Судя по уставу другой грамматической школы (мы цитировали его выше), тоже находившейся в небольшом городе, в четвертом классе учитель также пытался «обучать искусству и правилам версификации (если сам был них сведущ)». Стратфорду в этом смысле повезло: Джон Браунсфорд, ставший школьным учителем вскоре после рождения Шекспира, опубликовал собственную книгу латинских стихов. Искусство латинского стихосложения, осложнявшееся непростой просодией этого языка, часто преподавали на примере сравнительно облеченных «Эклог» итальянского неолатинского поэта Джованни Баттисты Спаньоли, прозванного по месту рождения Мантуанцем. В речи Олоферна мы слышим явный отголосок школьных дней Уильяма:
Fauste, precor gelida, quando pecus omne sub umbra ruminat…[87] и так далее. О, добрый старый Мантуанец! Смею сказать о тебе то же, что путешественники о Венеции:
«Venegia, Venegia,
Chi non te vede, non te pregia»[88].
Старый Мантуанец! Старый Мантуанец! Тебя не ценит лишь тот, кто не понимает. До-ре-соль-ля-ми-фа[89].
В старших классах от Шекспира, по всей вероятности, требовали, чтобы он говорил на латыни даже с одноклассниками. Как один из лучших учеников он должен был подавать пример и помогать в учебе младшим, осваивавшим азы; когда же эти азы были освоены, учеба сводилась к переводу, переводу, переводу с латыни на английский, с английского на латынь, и снова, и снова.
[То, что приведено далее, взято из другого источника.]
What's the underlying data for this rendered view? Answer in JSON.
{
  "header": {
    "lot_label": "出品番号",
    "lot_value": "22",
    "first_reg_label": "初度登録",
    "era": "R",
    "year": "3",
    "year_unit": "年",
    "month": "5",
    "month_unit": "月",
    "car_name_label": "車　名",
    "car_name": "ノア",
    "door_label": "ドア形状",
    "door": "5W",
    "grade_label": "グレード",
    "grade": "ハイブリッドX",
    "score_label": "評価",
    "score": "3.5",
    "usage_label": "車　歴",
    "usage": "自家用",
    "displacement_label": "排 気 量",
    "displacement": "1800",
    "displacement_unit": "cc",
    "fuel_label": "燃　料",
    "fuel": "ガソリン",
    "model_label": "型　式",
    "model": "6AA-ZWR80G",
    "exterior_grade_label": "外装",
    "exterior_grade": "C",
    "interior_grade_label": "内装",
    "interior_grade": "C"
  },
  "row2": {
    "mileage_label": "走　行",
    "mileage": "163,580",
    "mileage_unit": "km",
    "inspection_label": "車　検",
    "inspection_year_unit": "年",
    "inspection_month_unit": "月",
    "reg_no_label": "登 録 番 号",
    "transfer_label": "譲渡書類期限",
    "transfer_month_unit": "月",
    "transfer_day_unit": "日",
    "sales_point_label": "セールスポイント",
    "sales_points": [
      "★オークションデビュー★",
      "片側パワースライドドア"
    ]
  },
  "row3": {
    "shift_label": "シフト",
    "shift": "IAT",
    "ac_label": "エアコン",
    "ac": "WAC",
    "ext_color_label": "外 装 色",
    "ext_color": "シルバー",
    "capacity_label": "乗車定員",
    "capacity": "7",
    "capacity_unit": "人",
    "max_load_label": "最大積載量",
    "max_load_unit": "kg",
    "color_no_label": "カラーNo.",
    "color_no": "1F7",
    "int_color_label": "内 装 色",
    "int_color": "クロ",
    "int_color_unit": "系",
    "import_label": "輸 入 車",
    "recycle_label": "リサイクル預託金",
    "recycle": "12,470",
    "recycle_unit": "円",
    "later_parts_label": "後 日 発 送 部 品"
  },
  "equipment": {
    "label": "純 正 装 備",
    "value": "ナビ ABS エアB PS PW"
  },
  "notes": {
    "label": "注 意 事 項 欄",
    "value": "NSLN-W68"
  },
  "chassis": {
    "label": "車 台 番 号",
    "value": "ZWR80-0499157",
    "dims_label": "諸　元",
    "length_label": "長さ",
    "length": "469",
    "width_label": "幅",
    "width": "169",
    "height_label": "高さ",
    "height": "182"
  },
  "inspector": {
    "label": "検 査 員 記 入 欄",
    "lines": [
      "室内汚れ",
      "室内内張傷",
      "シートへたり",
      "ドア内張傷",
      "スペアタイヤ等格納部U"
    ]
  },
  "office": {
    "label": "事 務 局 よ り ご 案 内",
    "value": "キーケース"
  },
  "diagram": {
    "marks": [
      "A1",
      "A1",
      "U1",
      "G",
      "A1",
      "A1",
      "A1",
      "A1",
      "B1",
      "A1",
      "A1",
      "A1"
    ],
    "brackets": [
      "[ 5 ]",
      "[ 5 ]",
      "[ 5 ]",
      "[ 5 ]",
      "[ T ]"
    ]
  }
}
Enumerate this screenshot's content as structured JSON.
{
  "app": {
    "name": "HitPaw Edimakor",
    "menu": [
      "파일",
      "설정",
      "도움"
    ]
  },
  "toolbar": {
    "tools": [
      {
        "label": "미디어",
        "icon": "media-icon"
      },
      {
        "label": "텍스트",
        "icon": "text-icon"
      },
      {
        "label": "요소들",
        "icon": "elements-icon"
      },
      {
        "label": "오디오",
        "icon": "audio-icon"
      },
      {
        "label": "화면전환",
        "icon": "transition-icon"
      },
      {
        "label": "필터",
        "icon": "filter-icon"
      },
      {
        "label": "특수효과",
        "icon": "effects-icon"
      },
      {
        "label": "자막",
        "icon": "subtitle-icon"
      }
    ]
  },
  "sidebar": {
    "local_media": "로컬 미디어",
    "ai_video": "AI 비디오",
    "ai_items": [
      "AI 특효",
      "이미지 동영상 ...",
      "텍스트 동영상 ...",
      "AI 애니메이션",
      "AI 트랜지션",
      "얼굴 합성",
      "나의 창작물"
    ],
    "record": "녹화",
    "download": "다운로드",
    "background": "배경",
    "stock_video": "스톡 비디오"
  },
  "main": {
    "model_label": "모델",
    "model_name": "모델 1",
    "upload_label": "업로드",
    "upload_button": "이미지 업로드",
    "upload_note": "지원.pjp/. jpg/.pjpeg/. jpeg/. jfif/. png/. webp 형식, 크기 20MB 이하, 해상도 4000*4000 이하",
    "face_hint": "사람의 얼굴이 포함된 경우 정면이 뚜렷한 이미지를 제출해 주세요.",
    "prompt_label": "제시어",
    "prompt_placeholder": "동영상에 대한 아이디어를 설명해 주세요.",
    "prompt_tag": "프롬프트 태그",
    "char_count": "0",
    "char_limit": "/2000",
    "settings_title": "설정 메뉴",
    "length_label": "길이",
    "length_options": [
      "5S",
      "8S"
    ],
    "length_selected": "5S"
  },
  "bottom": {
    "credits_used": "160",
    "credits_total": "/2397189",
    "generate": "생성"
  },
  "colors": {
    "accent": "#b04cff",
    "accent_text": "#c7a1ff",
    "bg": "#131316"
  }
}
И всю свою творческую жизнь Шекспир будет переводить и перекладывать источники на родной язык.
© Jonathan Вате 2008, used by permission of The Wylie Agency (UK) Limited
Иэн Уилсон[90]
Стратфордская королевская школа: учителя
Фрагменты книги «Свидетельства»
© Перевод Л. Сумм
Немало времени можно было бы посвятить догадкам о том, какое образование получил юный Уильям в «Новой королевской школе». Сохранилось даже помещение, где он должен был заниматься: «верхний холл» над оружейной Стратфордской гильдии — прежде, пока Генрих VIII не секуляризировал монастыри, это была Гильдия Святого креста. Ныне холл заполнен партами, на которых бесчисленные поколения школьников вырезали свои имена, однако во времена Шекспира парт не было. На гравюрах елизаветинской эпохи ученики, сидя на скамьях, держат книги на коленях; стол полагается только учителю. Следует также заметить, что на этих гравюрах изображены исключительно мальчики. Девочки разве что из самых аристократических семейств получали образование у личного наставника, а в целом предполагалось, что им следует сидеть дома и приобретать необходимые женские навыки под руководством матери.
Скорее всего, основы чтения и письма юный Уильям изучал не в этом сохранившемся помещении. Примерно с четырех до семи лет он должен был пребывать в «малой школе» — обычно в качестве таковой использовалась комната, примыкающая к основному классу, — и заниматься под надзором «абеседария» (младшего учителя). Начинали с «роговой книги», она состояла из нескольких дощечек с ручкой, на каждой дощечке — напечатанная страница: алфавит, затем гласные и слоги, а в заключение молитва «Отче наш». Страницы были защищены тонким прозрачным слоем рога, который в XVI веке исполнял роль современного тонкого пластика. Затем школьники переходили к первым простым книгам: к «Азбуке с катехизисом», которую Шекспир поминает во втором акте «Двух веронцев» («Вздыхаете, как школьник, потерявший азбуку»[91]), и к «Букварю». Здесь же мальчиков учили письму и лишь потом передавали в руки школьного учителя.